Allocations thus assigned to the parties subject to this regulation will effectively serve as benchmarks they will use, in combination with recognized load-reducing practices and associated load reduction estimation methods, to design load reduction programs.   The subject parties will use these programs, following approval by the NC Environmental Management Commission, to guide their implementation of nutrient load-reducing activities on a continuous basis toward the objective of meeting the allocations or until the lake’s water quality is recovered, whichever comes first. 


The session law establishes a Nutrient Scientific Advisory Board, or NSAB, and empowers it with the ability to recommend an appropriate method for estimating these allocations and the NSAB considers the development of a watershed model as necessary for establishing these allocations.  A nutrient loading model for Jordan Lake watershed was developed in 2003.  The NSAB has reviewed that modeling approach and concluded that it was not compatible with the current regulatory purpose because the model did not retain the ability to associate specific land cover data or related loading outputs with local or other government jurisdictional boundaries.  In addition they recognized certain features of the model that they felt would be important to improve upon given the current, different regulatory purpose.  Key features were: representation of onsite wastewater processes, which appear to overestimate this source; limited number of instream calibration points, believed to bias load estimates upward due to their proximal location downstream of wastewater discharges; and now-outdated delivery component coefficients.    

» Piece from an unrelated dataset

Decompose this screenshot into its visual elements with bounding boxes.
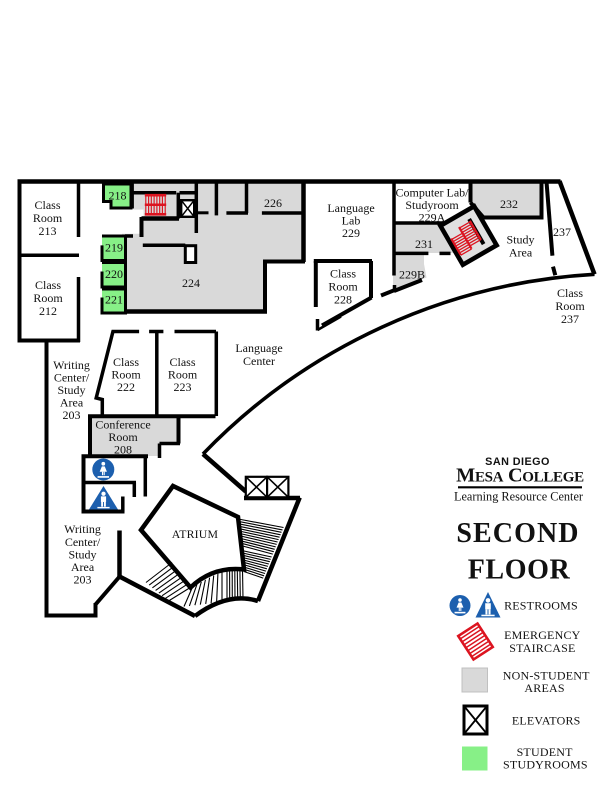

Given the intended use of the allocations as described above, another fundamental interest is to ensure that methods developed to estimate nutrient load reductions associated with management measures and applied towards the allocations are compatible with the model as used to set allocations, and that the model adequately provides for estimation of load reductions regarding those measures for which it is determined to be the most appropriate tool.   


The model is expected to be a “living model” that will undergo reruns and refinements in the future, and the Board and the Division want the product to be designed to accommodate future hypothesis testing, evaluation of alternative management scenarios, and reruns with updated land cover inputs as resources become available.  The model may be used in the future by technically trained members of the Division, its contractors, local governments, or researchers.  The model should be built to enable these future uses.  The Board and the Division will seek to ground these interests with the consultant before the modeling plan is finalized.